„Wyższe dowództwo wojskowe wydało rozkaz ratowania życia naszych żołnierzy garnizonu i powstrzymania obrony miasta” – powiedział Denys Prokopenka, dowódca pułku Azowa, w filmie zamieszczonym na platformie Telegram.
Powiedział, że trwa „proces” usuwania martwych żołnierzy z kompleksu fabrycznego.
Żołnierze zablokowani tygodniami w gigantycznej hucie stali się symbolem zaciekłego oporu Ukrainy wobec rosyjskiej inwazji.

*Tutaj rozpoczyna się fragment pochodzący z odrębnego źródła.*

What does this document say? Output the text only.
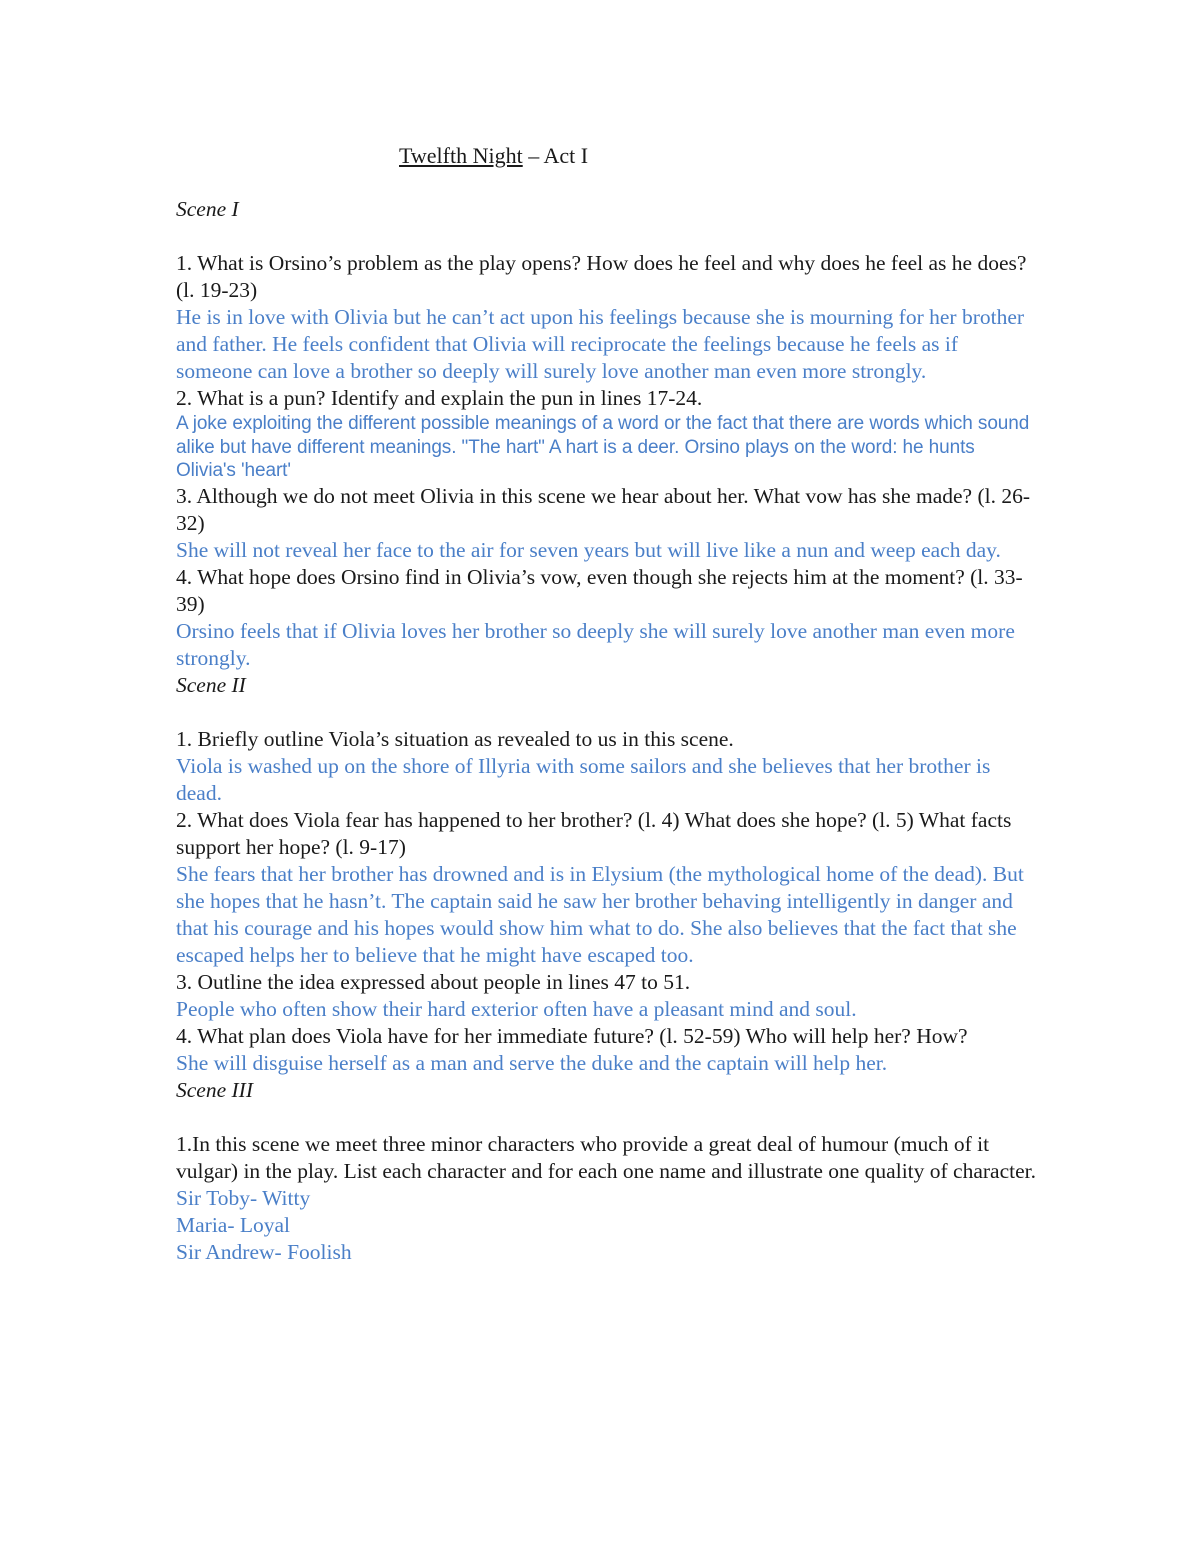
Twelfth Night – Act I

Scene I

1. What is Orsino’s problem as the play opens? How does he feel and why does he feel as he does? (l. 19-23)

He is in love with Olivia but he can’t act upon his feelings because she is mourning for her brother and father. He feels confident that Olivia will reciprocate the feelings because he feels as if someone can love a brother so deeply will surely love another man even more strongly.

2. What is a pun? Identify and explain the pun in lines 17-24.

A joke exploiting the different possible meanings of a word or the fact that there are words which sound alike but have different meanings. "The hart" A hart is a deer. Orsino plays on the word: he hunts Olivia's 'heart'

3. Although we do not meet Olivia in this scene we hear about her. What vow has she made? (l. 26-32)

She will not reveal her face to the air for seven years but will live like a nun and weep each day.

4. What hope does Orsino find in Olivia’s vow, even though she rejects him at the moment? (l. 33-39)

Orsino feels that if Olivia loves her brother so deeply she will surely love another man even more strongly.

Scene II

1. Briefly outline Viola’s situation as revealed to us in this scene.

Viola is washed up on the shore of Illyria with some sailors and she believes that her brother is dead.

2. What does Viola fear has happened to her brother? (l. 4) What does she hope? (l. 5) What facts support her hope? (l. 9-17)

She fears that her brother has drowned and is in Elysium (the mythological home of the dead). But she hopes that he hasn’t. The captain said he saw her brother behaving intelligently in danger and that his courage and his hopes would show him what to do. She also believes that the fact that she escaped helps her to believe that he might have escaped too.

3. Outline the idea expressed about people in lines 47 to 51.

People who often show their hard exterior often have a pleasant mind and soul.

4. What plan does Viola have for her immediate future? (l. 52-59) Who will help her? How?

She will disguise herself as a man and serve the duke and the captain will help her.

Scene III

1.In this scene we meet three minor characters who provide a great deal of humour (much of it vulgar) in the play. List each character and for each one name and illustrate one quality of character.

Sir Toby- Witty

Maria- Loyal

Sir Andrew- Foolish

Komentarze pojawiły się po tym, jak Moskwa poinformowała, że od poniedziałku poddało się 1908 ukraińskich żołnierzy uwięzionych w zakładzie.

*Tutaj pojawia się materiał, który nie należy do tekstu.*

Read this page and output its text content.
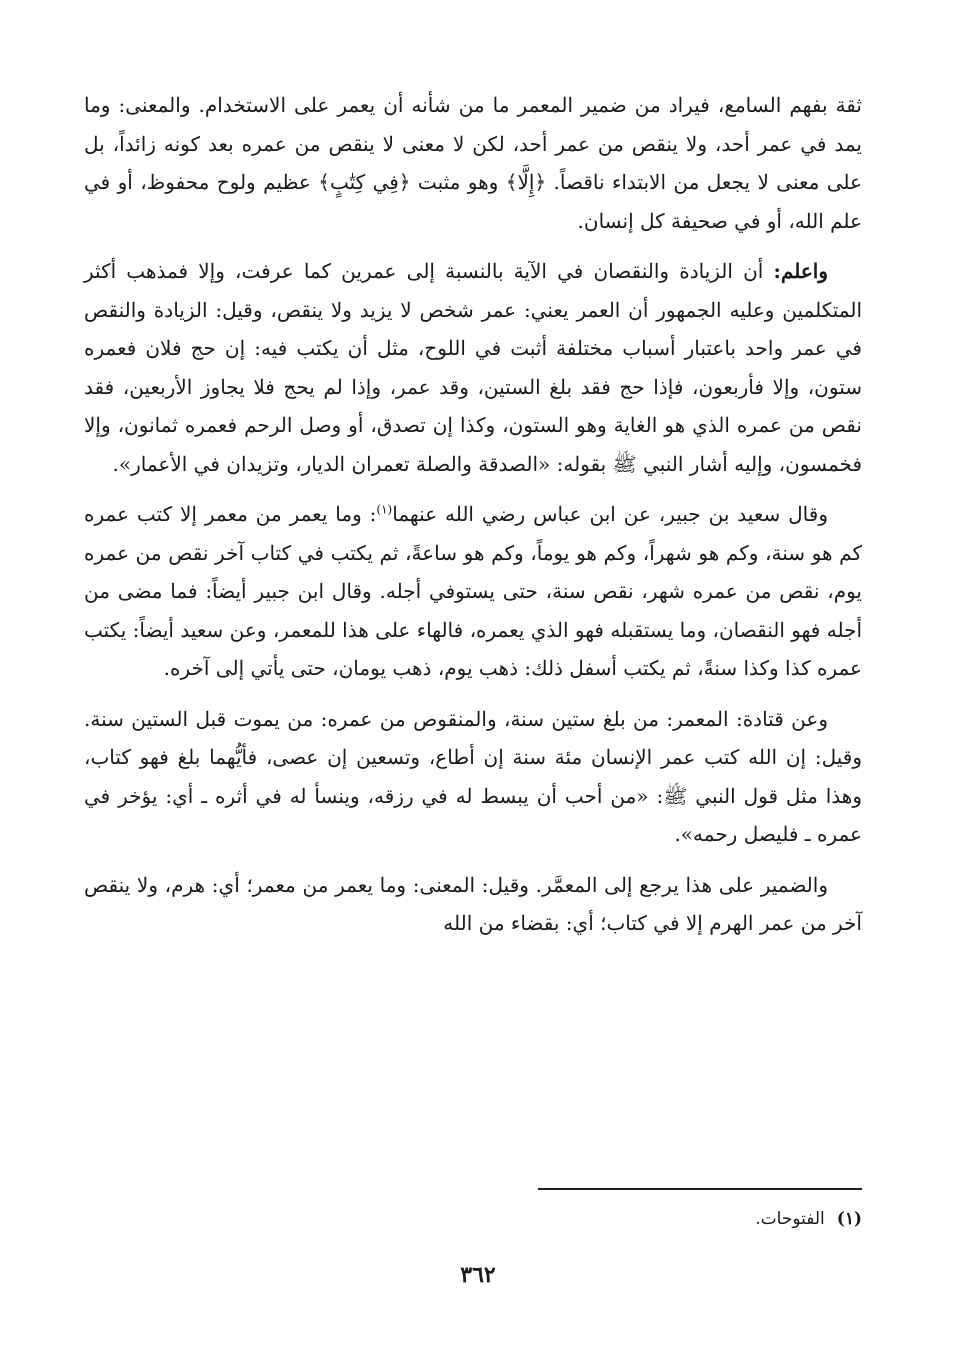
ثقة بفهم السامع، فيراد من ضمير المعمر ما من شأنه أن يعمر على الاستخدام. والمعنى: وما يمد في عمر أحد، ولا ينقص من عمر أحد، لكن لا معنى لا ينقص من عمره بعد كونه زائداً، بل على معنى لا يجعل من الابتداء ناقصاً. ﴿إِلَّا﴾ وهو مثبت ﴿فِي كِتَٰبٍ﴾ عظيم ولوح محفوظ، أو في علم الله، أو في صحيفة كل إنسان.

واعلم: أن الزيادة والنقصان في الآية بالنسبة إلى عمرين كما عرفت، وإلا فمذهب أكثر المتكلمين وعليه الجمهور أن العمر يعني: عمر شخص لا يزيد ولا ينقص، وقيل: الزيادة والنقص في عمر واحد باعتبار أسباب مختلفة أثبت في اللوح، مثل أن يكتب فيه: إن حج فلان فعمره ستون، وإلا فأربعون، فإذا حج فقد بلغ الستين، وقد عمر، وإذا لم يحج فلا يجاوز الأربعين، فقد نقص من عمره الذي هو الغاية وهو الستون، وكذا إن تصدق، أو وصل الرحم فعمره ثمانون، وإلا فخمسون، وإليه أشار النبي ﷺ بقوله: «الصدقة والصلة تعمران الديار، وتزيدان في الأعمار».

وقال سعيد بن جبير، عن ابن عباس رضي الله عنهما$^{(١)}$: وما يعمر من معمر إلا كتب عمره كم هو سنة، وكم هو شهراً، وكم هو يوماً، وكم هو ساعةً، ثم يكتب في كتاب آخر نقص من عمره يوم، نقص من عمره شهر، نقص سنة، حتى يستوفي أجله. وقال ابن جبير أيضاً: فما مضى من أجله فهو النقصان، وما يستقبله فهو الذي يعمره، فالهاء على هذا للمعمر، وعن سعيد أيضاً: يكتب عمره كذا وكذا سنةً، ثم يكتب أسفل ذلك: ذهب يوم، ذهب يومان، حتى يأتي إلى آخره.

وعن قتادة: المعمر: من بلغ ستين سنة، والمنقوص من عمره: من يموت قبل الستين سنة. وقيل: إن الله كتب عمر الإنسان مئة سنة إن أطاع، وتسعين إن عصى، فأيُّهما بلغ فهو كتاب، وهذا مثل قول النبي ﷺ: «من أحب أن يبسط له في رزقه، وينسأ له في أثره ـ أي: يؤخر في عمره ـ فليصل رحمه».

والضمير على هذا يرجع إلى المعمَّر. وقيل: المعنى: وما يعمر من معمر؛ أي: هرم، ولا ينقص آخر من عمر الهرم إلا في كتاب؛ أي: بقضاء من الله

(١)الفتوحات.
٣٦٢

Prokopenka powiedział, że teraz priorytetem jest usunięcie zmarłych z kompleksu.
„Konsekwentnie podkreślaliśmy 3 ważne dla nas warunki: cywile, ranni i zabici” – powiedział.
Cywile zostali ewakuowani z podziemnych tuneli podczas operacji kierowanej przez ONZ, a Prokopenka powiedział, że pomoc została udzielona rannym żołnierzom.
Powiedział, że pozostali tylko „zabici bohaterowie”.
„Mam nadzieję, że wkrótce rodziny i cała Ukraina będą mogły honorowo pochować swoich żołnierzy” – powiedział.
Ukraina liczy na wymianę żołnierzy z Azowstalu, którzy są teraz w rękach Moskwy, na rosyjskich jeńców.